The Pennsylvania Higher Education Assistance Agency is celebrating its selection Wednesday as one of four companies to service the U.S. Education Department's $550 billion student loan portfolio.
Most Pennsylvanians know PHEAA only for its aid programs that benefit the state's low- and moderate-income students and for scandals related to extravagant spending and salary packages that led to reforms in 2007.
But PHEAA, with its affiliate American Education Services, is one of the largest, full-service student financial aid organizations in the nation, employing 2,200 Pennsylvanians and managing more than $80 billion in assets.

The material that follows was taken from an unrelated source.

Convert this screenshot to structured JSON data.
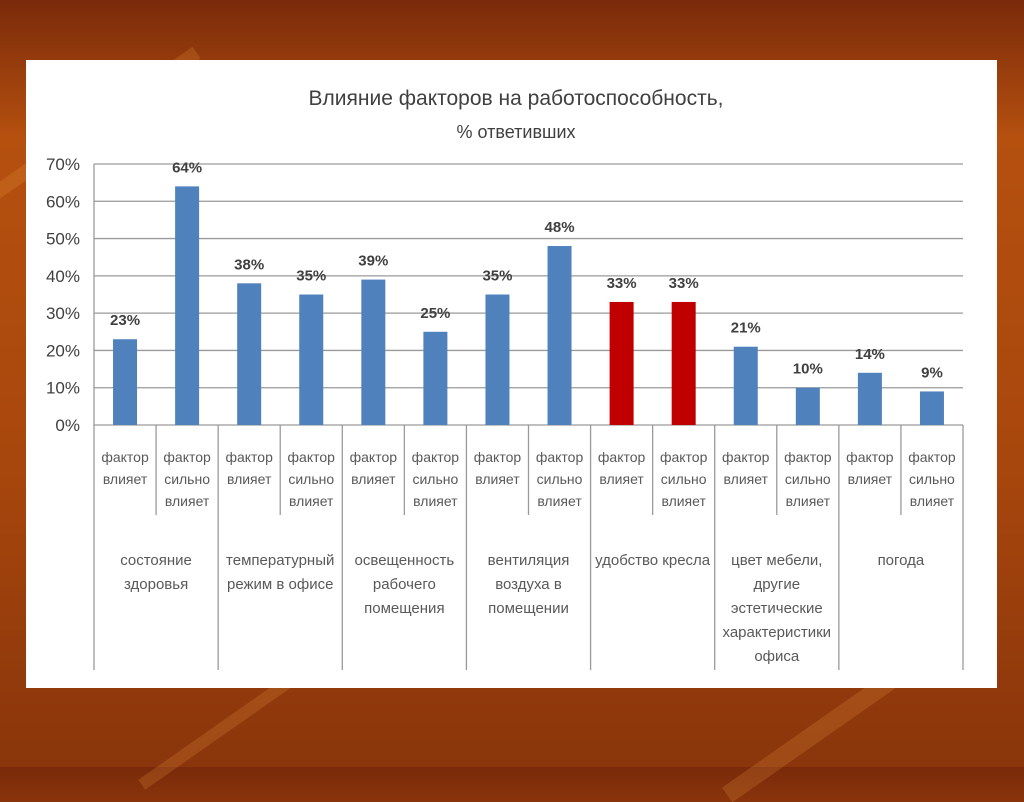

It had to compete against some financial giants to win the performance-based federal contract. The nonprofit was selected along with a similar organization in Wisconsin, as well as Nelnet Inc. and the Sallie Mae Corp., two publicly traded companies that saw their stock value soar on Thursday in response to the government work.
The new contracts were awarded because President Barack Obama is shifting most of the nation's $90 billion in student lending into a direct loan program, which he estimated could save taxpayers more than $4 billion a year and ensure that all eligible students have access to loans they need.
PHEAA's selection is more than a feather in its cap. The contract maintains existing jobs in the state and is likely to create new positions down the road -- welcome growth in a shrinking economy. In addition, because PHEAA is a nonprofit, any income that exceeds administrative expenses is funneled back to provide more loans for Pennsylvania students.
It hasn't always been true in the past but, in this case, what is good for PHEAA could be very good for Pennsylvania.